>India Oil & Gas (ANAND RATHI)
Mar ’09 quarter results preview
* Expect low margins to continue. Q4FY09 results would be struck by lower yoy refining and petrochemicals margins; lower realizations for the crude producer will continue. Positive aspects would be the qoq fall in under-recoveries, no upstream subsidy and inventory gains as crude rose US$10/bbl in three months.
* Under-recoveries to be about Rs22bn. Under-recovery in Q4 from losses on sale of LPG (Rs13bn) and PDS kerosene (Rs41bn) would be Rs22bn. This would include over-recovery of Rs5bn on petrol and Rs28bn on diesel (see Fig below). FY09 underrecoveries are expected at Rs1084bn, with upstream support contributing ~30%.

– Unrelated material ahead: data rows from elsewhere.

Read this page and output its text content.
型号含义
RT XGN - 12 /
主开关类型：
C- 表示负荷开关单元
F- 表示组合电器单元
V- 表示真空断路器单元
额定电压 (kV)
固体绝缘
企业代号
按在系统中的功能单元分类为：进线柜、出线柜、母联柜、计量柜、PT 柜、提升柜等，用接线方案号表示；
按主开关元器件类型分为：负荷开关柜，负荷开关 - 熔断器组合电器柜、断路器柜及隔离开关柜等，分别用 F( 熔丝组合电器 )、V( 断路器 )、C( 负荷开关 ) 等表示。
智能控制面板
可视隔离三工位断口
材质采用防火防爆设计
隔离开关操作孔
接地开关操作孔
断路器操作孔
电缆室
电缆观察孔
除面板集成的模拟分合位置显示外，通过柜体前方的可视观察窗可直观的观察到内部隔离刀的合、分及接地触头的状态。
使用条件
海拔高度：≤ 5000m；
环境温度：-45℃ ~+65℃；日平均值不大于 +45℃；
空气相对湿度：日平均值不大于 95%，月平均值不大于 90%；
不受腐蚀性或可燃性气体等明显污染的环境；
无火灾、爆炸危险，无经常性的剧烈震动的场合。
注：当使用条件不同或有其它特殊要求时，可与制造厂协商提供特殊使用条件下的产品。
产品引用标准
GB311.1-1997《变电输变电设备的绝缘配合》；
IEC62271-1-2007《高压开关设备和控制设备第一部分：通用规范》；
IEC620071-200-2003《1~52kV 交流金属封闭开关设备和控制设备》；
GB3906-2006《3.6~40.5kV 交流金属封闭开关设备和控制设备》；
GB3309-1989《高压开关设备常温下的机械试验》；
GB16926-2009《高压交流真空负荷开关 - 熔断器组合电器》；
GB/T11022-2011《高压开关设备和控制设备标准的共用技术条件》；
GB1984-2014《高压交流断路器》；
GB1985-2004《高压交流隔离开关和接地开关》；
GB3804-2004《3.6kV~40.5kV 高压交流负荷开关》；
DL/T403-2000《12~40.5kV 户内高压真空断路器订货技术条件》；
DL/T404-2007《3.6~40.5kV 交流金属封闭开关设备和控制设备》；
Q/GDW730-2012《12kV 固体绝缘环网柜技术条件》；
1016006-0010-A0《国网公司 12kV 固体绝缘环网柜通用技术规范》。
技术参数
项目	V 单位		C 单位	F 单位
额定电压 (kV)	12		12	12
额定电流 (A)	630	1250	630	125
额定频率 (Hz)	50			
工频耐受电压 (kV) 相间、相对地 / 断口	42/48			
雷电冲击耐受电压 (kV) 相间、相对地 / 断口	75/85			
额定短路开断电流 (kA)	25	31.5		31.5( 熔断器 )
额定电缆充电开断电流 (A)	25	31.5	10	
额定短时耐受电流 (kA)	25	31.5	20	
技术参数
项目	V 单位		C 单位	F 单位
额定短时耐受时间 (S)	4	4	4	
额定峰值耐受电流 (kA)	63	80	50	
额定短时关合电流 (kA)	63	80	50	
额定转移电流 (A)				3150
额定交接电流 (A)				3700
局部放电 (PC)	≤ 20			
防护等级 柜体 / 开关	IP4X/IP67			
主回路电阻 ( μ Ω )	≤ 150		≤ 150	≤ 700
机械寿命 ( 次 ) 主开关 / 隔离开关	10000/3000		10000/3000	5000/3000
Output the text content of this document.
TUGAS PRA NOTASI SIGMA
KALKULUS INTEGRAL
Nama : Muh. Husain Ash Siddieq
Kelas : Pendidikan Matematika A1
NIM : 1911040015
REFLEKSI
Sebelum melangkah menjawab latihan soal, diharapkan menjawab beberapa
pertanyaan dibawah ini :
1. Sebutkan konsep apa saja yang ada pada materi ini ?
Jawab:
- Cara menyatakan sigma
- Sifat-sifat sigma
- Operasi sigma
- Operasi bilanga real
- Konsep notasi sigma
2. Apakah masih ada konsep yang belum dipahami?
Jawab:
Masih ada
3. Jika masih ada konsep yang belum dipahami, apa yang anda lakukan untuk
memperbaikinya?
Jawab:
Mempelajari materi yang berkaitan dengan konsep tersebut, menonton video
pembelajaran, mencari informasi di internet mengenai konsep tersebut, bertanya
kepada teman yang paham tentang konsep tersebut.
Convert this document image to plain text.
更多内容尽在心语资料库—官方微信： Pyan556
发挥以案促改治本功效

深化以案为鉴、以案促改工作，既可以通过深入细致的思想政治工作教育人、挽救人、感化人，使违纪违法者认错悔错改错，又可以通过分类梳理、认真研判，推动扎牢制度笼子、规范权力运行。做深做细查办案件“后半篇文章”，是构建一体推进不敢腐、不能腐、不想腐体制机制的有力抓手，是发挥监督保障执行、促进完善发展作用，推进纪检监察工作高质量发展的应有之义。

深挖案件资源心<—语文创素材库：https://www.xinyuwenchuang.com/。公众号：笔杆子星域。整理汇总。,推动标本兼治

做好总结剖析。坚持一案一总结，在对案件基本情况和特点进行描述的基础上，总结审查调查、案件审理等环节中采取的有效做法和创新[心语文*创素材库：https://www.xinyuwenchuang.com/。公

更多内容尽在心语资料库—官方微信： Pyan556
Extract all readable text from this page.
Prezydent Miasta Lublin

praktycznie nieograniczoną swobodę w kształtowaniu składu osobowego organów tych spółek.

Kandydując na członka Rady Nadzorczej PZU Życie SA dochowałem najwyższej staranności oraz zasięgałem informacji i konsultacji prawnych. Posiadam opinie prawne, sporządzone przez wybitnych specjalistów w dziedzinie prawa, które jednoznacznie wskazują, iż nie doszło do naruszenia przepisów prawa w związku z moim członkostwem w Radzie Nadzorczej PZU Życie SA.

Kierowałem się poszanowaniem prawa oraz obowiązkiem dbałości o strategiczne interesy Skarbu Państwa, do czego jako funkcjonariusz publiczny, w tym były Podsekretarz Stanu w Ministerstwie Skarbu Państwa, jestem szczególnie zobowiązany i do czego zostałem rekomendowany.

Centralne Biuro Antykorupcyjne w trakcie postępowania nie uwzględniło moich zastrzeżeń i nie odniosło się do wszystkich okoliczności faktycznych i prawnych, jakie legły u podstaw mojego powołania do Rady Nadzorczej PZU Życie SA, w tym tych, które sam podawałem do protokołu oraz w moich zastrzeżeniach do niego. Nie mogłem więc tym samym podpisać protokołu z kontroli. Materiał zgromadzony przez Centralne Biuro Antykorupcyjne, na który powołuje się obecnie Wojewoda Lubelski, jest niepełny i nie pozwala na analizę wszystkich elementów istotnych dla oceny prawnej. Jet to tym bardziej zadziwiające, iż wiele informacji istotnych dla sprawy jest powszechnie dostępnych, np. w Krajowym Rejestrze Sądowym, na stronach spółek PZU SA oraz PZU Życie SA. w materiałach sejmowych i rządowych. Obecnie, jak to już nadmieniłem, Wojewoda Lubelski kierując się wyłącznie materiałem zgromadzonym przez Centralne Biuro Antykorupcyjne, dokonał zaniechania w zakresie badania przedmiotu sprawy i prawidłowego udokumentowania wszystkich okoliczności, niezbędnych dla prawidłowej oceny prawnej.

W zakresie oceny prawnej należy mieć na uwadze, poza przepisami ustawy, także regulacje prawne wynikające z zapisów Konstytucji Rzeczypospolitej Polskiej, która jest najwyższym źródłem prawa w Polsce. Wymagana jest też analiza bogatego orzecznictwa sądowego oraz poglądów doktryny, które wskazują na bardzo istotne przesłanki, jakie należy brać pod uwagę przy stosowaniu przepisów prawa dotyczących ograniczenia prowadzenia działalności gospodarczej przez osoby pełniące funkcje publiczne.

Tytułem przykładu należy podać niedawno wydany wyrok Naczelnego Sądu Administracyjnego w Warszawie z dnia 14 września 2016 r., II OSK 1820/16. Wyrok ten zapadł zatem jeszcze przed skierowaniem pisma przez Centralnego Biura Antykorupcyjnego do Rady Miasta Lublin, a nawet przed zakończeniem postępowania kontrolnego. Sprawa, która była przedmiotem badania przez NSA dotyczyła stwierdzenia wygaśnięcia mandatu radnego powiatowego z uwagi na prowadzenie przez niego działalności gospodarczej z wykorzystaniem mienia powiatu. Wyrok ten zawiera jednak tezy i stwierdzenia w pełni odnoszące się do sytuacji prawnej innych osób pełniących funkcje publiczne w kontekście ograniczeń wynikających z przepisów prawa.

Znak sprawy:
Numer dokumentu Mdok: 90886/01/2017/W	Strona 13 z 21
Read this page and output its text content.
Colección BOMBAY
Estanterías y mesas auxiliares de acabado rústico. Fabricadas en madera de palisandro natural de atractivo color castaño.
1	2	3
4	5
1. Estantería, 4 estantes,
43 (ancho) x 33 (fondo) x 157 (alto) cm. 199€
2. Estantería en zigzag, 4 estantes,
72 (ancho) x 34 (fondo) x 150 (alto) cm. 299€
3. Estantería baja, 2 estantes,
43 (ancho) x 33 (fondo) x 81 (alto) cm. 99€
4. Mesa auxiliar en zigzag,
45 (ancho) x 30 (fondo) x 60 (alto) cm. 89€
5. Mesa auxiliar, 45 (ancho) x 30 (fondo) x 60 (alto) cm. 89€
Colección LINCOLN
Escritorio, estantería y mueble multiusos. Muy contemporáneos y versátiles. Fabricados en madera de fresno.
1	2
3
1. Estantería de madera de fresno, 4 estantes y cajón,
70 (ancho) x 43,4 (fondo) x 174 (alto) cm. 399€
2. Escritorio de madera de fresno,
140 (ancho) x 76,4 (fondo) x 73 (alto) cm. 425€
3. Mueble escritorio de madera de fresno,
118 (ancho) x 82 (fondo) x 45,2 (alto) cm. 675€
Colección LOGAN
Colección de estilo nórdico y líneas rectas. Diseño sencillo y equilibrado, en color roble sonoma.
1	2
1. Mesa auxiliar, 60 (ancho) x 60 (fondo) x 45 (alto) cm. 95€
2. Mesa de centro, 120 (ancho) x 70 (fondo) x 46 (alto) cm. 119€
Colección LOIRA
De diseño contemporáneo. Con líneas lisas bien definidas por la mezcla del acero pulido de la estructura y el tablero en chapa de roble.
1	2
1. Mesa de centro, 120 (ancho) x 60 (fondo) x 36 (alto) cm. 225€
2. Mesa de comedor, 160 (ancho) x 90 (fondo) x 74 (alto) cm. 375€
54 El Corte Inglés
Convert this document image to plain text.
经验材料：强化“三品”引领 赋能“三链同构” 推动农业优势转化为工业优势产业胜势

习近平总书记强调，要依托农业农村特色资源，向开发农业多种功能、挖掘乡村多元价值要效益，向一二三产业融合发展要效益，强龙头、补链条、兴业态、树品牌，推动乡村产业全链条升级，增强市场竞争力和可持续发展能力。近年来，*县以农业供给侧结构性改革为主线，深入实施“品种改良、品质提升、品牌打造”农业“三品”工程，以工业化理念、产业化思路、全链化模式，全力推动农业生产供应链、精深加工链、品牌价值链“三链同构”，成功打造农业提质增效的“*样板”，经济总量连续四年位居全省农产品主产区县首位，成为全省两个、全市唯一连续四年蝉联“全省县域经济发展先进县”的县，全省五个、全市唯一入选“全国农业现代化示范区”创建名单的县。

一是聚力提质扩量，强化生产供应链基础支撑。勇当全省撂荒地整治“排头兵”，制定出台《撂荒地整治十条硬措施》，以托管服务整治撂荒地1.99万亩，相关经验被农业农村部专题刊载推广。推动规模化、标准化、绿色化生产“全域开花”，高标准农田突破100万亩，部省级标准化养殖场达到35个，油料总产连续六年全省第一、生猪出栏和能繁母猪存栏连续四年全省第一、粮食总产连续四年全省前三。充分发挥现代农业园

* ONGC, GAIL not expected to provide subsidy. ONGC’s gross realizations on crude would be US$45 a barrel. The net realization would be the same on account of a nil subsidy burden. Gross realizations for Cairn India would be US$48/bbl. The total subsidy payout for ONGC in FY09 would thus be Rs273bn.
* Expect RIL’s refining margins at US$10 a barrel. Reliance’s refining margins could average US$10/bbl, while refining margins of R&M companies would be around US$4-5/bbl. This would include inventory gains on crude. Our estimates for R&Ms incorporate oil bonds. The Singapore benchmark for the quarter was at US$5.7/ bbl.
* GAIL’s and Aban’s profits to increase yoy. GAIL’s PAT is expected to climb 9.6% yoy on account of no subsidies in Q4. Aban’s sales are expected to grow by a third (33%) and net profit rocket 182% yoy, with operating margins at 53% (+1% yoy).